# Blackberry 8820 - Spinning Hourglass of death



## BigHaus (Aug 18, 2003)

Installed googlemaps on the BB 8820. About a week later got the spinning hour glass which will not go away. Tried ALT SHIFT DEL without success. Removed battery without success. Installed and ran JL_Cmder without success. Uninstalled and re-installed desktop manager and BB software without success. Spinning hourglass remains and will not go away.

Any ideas how to set the BB to factory default?


----------



## moniker127 (May 17, 2008)

What you are going to want to do is perform a wipe on the device with JL_cmder.

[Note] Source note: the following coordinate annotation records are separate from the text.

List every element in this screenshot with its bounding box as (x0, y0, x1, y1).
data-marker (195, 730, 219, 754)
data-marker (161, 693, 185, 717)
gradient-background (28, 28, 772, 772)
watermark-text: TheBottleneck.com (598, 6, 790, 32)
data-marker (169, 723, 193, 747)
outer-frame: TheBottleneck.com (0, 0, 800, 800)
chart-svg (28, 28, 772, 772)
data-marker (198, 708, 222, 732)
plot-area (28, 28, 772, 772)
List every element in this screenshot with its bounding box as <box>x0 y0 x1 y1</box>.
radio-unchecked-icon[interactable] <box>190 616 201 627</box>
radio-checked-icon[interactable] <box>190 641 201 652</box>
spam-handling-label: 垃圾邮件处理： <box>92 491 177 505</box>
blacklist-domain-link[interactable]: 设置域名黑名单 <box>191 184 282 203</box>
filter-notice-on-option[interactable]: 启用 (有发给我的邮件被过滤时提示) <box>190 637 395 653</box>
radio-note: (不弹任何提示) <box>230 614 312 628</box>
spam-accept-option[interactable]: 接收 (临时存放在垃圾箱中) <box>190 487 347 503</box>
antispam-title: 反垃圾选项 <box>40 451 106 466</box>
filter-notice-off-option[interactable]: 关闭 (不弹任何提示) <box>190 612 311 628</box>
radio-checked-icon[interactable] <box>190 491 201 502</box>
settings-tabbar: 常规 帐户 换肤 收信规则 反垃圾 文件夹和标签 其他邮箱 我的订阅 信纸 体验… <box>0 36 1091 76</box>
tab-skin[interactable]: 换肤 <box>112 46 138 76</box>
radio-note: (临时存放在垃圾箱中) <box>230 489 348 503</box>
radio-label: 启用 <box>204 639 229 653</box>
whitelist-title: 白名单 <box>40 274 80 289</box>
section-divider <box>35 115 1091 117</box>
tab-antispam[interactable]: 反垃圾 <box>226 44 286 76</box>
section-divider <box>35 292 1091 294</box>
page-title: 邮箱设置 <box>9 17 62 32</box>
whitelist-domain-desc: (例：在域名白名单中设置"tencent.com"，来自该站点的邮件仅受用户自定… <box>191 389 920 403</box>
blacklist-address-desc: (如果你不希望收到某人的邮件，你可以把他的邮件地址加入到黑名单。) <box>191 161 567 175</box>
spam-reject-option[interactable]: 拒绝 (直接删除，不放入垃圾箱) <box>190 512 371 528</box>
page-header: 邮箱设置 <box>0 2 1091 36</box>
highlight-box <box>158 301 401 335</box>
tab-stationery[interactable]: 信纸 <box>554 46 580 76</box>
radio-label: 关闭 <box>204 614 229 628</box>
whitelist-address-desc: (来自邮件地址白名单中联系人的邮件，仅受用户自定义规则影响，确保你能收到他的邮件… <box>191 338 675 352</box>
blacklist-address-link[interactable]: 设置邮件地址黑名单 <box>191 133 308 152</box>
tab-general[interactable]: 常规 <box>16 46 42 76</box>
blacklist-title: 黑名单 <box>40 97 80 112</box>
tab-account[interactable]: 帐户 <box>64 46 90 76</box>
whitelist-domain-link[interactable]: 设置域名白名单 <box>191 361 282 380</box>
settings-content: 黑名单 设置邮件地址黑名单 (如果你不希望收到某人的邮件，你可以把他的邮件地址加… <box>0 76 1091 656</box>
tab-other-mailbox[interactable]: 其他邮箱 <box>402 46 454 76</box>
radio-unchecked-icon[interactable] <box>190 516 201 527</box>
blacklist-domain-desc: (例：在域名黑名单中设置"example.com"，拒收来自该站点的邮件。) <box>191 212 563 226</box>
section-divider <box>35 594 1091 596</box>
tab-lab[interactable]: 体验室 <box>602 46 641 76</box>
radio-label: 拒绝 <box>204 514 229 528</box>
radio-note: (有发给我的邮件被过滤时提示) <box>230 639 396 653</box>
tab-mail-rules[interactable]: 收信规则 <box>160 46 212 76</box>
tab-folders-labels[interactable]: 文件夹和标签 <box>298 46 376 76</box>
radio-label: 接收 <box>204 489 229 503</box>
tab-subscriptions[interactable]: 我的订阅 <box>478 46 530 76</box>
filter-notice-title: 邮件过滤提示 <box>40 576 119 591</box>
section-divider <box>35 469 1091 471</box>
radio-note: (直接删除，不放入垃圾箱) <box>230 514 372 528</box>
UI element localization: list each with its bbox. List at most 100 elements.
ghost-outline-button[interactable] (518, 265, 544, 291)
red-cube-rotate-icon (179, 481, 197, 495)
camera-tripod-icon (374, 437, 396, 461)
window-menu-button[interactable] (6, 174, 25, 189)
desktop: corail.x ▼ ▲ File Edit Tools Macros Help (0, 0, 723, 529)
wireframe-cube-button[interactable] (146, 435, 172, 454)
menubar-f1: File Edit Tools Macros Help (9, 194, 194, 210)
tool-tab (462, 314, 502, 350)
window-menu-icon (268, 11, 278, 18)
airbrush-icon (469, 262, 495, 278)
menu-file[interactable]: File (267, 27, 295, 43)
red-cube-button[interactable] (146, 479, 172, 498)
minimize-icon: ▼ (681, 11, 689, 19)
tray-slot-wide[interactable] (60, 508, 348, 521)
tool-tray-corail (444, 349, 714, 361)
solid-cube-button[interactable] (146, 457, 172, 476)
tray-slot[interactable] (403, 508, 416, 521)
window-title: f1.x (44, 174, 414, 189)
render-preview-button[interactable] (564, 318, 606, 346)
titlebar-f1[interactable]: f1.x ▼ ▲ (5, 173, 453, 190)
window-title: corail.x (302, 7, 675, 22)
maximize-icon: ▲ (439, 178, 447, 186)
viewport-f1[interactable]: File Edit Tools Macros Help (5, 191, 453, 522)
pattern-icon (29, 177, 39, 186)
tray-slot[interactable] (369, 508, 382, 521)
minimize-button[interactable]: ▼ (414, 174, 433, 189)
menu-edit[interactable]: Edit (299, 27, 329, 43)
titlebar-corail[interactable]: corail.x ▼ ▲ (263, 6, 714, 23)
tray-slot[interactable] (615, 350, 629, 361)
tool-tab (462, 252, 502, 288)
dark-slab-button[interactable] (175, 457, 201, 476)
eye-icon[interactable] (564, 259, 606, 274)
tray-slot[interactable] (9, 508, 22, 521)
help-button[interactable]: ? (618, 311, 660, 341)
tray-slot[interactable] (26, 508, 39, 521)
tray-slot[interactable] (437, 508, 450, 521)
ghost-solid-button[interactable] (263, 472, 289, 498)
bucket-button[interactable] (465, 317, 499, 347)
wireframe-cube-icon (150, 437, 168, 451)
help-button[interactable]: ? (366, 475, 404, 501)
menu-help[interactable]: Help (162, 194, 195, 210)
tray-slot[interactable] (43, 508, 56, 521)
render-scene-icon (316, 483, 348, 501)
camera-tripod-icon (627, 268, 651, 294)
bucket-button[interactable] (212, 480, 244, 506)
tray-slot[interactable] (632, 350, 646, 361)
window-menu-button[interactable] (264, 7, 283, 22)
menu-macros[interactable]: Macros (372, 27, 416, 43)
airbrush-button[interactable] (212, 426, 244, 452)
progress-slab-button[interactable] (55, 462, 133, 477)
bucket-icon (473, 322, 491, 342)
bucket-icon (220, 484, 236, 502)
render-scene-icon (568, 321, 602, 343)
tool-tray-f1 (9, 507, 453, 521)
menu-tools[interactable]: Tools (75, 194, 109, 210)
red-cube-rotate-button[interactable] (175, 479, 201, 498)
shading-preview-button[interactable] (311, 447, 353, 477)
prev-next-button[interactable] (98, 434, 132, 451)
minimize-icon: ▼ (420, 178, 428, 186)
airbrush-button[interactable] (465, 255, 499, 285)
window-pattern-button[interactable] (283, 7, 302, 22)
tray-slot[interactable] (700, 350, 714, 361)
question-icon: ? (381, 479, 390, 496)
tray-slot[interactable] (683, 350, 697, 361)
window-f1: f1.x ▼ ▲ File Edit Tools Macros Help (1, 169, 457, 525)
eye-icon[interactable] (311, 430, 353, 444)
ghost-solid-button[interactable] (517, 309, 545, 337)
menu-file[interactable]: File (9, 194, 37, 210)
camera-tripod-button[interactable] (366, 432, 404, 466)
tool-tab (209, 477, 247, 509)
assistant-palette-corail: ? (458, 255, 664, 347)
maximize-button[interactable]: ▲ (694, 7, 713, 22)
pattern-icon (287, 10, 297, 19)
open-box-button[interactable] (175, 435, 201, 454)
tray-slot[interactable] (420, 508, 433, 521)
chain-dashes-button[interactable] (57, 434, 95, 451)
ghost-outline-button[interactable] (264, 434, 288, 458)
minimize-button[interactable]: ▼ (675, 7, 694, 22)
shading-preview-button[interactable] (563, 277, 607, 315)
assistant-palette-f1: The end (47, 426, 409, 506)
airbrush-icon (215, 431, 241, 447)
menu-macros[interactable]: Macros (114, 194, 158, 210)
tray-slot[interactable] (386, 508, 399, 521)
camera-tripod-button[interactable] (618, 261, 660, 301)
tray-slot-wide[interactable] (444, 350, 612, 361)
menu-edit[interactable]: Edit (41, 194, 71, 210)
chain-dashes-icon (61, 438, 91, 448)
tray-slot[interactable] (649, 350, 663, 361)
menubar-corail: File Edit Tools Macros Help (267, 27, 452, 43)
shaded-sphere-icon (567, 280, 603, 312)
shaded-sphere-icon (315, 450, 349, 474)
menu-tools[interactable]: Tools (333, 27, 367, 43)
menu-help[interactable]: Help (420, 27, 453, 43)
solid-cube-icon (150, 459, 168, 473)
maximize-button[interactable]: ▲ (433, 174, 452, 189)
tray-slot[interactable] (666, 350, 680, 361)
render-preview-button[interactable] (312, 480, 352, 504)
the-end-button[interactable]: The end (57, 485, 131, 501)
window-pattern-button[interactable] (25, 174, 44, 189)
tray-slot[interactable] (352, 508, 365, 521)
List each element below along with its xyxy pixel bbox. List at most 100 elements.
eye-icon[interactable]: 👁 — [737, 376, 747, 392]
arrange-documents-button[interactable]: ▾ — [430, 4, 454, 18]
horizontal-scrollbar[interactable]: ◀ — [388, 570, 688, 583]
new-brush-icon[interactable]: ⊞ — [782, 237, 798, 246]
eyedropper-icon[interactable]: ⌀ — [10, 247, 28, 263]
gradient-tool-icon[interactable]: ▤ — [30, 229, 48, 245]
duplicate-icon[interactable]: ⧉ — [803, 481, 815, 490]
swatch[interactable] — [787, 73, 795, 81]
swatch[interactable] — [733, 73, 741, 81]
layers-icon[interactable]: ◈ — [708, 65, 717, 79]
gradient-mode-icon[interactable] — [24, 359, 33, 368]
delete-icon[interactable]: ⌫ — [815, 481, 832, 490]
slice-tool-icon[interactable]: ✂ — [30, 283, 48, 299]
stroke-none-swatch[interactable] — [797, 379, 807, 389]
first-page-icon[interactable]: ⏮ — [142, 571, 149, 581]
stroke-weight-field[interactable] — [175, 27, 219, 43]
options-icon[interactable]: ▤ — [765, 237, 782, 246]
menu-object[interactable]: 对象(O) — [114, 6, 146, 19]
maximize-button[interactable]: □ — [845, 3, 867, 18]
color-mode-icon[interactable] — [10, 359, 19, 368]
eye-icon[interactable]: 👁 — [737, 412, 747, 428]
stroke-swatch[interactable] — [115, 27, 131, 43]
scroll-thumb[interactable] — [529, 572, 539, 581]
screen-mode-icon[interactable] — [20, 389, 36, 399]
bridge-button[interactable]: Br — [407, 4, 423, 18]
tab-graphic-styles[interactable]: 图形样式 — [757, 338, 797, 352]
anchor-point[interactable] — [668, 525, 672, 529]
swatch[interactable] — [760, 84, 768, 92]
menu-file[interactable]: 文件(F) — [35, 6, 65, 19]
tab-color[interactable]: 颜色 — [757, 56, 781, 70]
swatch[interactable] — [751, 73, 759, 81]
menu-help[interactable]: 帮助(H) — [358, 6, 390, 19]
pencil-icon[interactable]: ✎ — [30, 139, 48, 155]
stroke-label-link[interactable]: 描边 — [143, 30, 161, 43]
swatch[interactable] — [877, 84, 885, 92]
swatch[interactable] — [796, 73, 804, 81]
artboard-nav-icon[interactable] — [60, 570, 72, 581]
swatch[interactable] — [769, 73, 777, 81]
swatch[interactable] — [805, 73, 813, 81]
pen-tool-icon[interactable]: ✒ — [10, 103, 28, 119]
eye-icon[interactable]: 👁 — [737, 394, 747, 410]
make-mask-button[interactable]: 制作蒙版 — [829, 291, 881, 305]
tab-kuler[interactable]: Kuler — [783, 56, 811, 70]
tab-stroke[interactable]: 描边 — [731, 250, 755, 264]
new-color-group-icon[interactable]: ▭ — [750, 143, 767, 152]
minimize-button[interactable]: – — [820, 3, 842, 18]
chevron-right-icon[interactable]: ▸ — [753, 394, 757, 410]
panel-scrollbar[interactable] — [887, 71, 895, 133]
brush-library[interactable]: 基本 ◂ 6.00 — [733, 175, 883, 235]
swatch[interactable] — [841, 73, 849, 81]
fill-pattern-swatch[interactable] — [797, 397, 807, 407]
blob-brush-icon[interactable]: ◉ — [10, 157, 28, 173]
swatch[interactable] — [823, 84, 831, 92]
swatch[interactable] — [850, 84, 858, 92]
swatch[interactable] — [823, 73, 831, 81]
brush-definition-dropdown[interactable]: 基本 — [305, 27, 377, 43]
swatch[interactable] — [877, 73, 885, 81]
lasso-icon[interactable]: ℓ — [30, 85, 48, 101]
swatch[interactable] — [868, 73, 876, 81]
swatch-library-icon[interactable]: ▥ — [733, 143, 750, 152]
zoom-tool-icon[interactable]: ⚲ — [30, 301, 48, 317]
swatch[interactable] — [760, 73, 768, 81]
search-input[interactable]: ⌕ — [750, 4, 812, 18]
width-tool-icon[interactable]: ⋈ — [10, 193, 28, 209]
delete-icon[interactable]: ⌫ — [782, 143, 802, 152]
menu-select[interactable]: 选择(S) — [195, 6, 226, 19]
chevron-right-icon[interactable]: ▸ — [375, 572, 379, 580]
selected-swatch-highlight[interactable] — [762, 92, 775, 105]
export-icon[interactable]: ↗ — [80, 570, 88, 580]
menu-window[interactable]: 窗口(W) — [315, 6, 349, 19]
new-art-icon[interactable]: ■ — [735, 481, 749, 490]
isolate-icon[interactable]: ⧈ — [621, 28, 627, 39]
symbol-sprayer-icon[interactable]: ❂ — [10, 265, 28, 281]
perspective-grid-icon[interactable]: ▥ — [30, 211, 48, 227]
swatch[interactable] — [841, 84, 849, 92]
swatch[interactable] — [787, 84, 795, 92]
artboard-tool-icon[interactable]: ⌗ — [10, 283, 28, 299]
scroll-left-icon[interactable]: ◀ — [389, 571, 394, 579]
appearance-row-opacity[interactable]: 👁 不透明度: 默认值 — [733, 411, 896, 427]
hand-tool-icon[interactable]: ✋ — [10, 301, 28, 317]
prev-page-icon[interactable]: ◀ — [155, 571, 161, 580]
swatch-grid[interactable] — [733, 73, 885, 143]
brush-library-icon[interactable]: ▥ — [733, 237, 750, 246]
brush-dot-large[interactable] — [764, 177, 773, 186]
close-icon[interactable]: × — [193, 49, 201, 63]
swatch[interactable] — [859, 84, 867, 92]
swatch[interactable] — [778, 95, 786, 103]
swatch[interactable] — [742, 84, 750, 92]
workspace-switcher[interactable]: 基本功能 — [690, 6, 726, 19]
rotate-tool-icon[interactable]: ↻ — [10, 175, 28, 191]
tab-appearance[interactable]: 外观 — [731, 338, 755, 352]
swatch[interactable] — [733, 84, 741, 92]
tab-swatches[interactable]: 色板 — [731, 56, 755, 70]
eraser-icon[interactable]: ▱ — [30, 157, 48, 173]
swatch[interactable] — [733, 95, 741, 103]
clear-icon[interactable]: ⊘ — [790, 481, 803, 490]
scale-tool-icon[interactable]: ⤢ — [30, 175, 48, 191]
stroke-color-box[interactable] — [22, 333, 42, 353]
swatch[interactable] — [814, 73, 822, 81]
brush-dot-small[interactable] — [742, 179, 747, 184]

1. Download and install Jl_Cmder to your PC. http://www.blackberryfreaks.com/JL_Cmder.html

2. Make sure all you data, contacts ect are backed up before proceeding! This will wipe everything off of the device

3. Make sure you have both Desktop Manager and the Handheld OS installed on your PC. (if you need them then download them from here: http://na.blackberry.com/eng/support/downloads/#tab_tab_desktop

4. Plug the device into the PC and make sure Desktop Manager is closed

5. Wipe the device using Jl_Cmder

6. The device will reboot to a white screen

7. Plug the device back into the PC and remove the battery

8. Open Desktop Manager and select Application Loader

9. Install the OS and follow the prompts and selections


----------



## moniker127 (May 17, 2008)

If that does not work:

1. Start a Command Prompt in DOS from the PC (Start >> All Programs >> Accessories >> Command Prompt)
From *C:\* prompt type:

cd Program Files <hit enter>
cd Common Files <hit enter>
cd Research In Motion <hit enter>
cd AppLoader <hit enter>

2. Change the directory to: *C:\Program Files\Common Files\Research In Motion\AppLoader*

3. Make sure Desktop Manager is *not* running

4. Connect BlackBerry to the PC

5. Enter the following command in the Command Prompt window:
*loader.exe /nojvm*

6. The Application Loader Wizard window will open

7. Click on Next

8. You will get a drop down list with the COM ports and one USB port entry

9. Select the one which says *USB:UNKNOWN*

10. The loader should now connect to your device and you will be able to reinstall the OS


----------